Gianfranco Ravasi, head of the Pontifical Council for Culture, who has been leading the effort, is careful to stress that the works are not liturgical—meaning they aren’t meant to be used as part of on altarpiece or otherwise be used in a religious ceremony. But it’s clear that he sees the art as serving a religious function, if only to offer a counterbalance to blasphemous iconic works of contemporary art like Andres Serrano’s Piss Christ or the Austrian artist Alfred Hrdlicka’s depiction of the Last Supper as a gay bacchanal—works that Ravasi argues demonstrate the continued power of religious symbols. “They found it necessary to attack them, to try to rub them out,” he says. The Biennale itself is no stranger to controversial works. In 1990, the American artist collective Gran Fury exhibited a piece titled “The Pope and the Penis,” a critique of the Vatican’s approach to AIDS. The 1991 sculpture by the Italian artist Maurizio Cattelan was even more direct, depicting Pope John Paul II crushed beneath a meteor. By entering into the discussion, Ravasi adds, the Vatican hopes to change its tone.
Art, of course, has changed in the past four centuries, and so the Vatican’s exhibit has none of the literal scenes or muscled figures of the Sistine chapel. Once past Festa’s triptych, the show is dedicated to contemporary works, with the rest of the space divided into three rooms, each entrusted to a different artist or collection of artists and each one describing one of three themes identified by Ravasi:: “Creation,” “De-Creation,” and “Re-Creation.”
The first room was assigned to Studio Azzurro, a workshop of multimedia artists from Milan, which created an interactive work of projected images and recorded voices. In the second, a visitor will find 18 large black-and-white photographs of landscapes, ruins and abandoned buildings by Josef Koudelka, a Czech photographer. The final room was assigned to Lawrence Carroll, an American abstract artist, who works in wax, oil, paint and everyday materials, like wire and paper.
The Vatican did not require the contributors to be Catholic. Indeed, the organizers of the exhibit said they did not know the faith of the artists exhibited in the pavilion. According to Carroll, once the artists were chosen and shown the space, there was little pressure on the output. “I kept the Vatican away until last week,” he said. “I didn’t want to have to fit my work to their words.” The works, he said, were nonetheless warmly received.
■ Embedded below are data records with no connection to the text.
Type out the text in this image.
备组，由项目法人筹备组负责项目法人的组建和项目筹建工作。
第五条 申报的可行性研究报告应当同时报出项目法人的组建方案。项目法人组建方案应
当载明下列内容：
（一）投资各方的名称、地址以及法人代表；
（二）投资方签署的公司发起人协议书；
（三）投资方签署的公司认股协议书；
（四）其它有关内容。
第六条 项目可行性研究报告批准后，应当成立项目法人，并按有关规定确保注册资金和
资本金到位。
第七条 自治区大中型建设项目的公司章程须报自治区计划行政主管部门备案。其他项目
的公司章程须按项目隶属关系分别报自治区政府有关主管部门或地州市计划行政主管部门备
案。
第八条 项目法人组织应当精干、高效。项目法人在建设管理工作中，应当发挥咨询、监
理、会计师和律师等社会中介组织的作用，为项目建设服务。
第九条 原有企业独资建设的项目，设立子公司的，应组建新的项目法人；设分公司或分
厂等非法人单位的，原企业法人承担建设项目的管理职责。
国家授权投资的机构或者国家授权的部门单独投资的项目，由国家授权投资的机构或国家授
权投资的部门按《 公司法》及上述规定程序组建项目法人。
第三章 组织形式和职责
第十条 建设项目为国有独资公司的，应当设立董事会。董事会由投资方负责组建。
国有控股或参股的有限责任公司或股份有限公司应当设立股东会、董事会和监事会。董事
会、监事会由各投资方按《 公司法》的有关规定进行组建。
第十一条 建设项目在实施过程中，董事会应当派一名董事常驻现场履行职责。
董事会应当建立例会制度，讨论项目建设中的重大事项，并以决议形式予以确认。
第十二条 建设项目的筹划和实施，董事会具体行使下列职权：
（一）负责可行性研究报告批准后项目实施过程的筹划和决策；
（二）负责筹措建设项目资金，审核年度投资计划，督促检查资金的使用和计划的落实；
Though the artists in charge of the three rooms did not formally collaborate, the show’s curators emphasize the interplay between the works, a progression that starts in the darkness of the first room, necessary for the projection of films, through the gray tones of Koudelka’s photographs, to Carroll’s large white panels. “One work recalls the others,” says Micol Forti, director of contemporary art at the Vatican Museums, who recruited and coordinated the artists.
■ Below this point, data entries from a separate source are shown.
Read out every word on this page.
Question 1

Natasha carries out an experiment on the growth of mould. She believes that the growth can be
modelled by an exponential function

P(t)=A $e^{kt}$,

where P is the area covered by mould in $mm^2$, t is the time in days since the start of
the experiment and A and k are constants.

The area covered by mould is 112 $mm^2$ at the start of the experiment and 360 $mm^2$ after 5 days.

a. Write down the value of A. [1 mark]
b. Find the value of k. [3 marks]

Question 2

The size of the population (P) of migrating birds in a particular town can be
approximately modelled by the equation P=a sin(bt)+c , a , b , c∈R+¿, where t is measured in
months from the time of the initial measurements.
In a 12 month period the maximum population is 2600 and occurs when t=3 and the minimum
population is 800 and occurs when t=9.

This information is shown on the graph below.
It’s an effort that began in 2009, when Pope Benedict XVI hosted 300 contemporary artists—writers, painters, architects, musicians, sculptors—in the Sistine Chapel. Two years later, as a sort of trial run for the Biennale, the Vatican held an exhibition of contemporary art installed in the honor Benedict’s 60th year as a priest. The success of the show paved the way for the Biennale. Ravasi hopes that future shows will have Pope Francis’ blessing as well.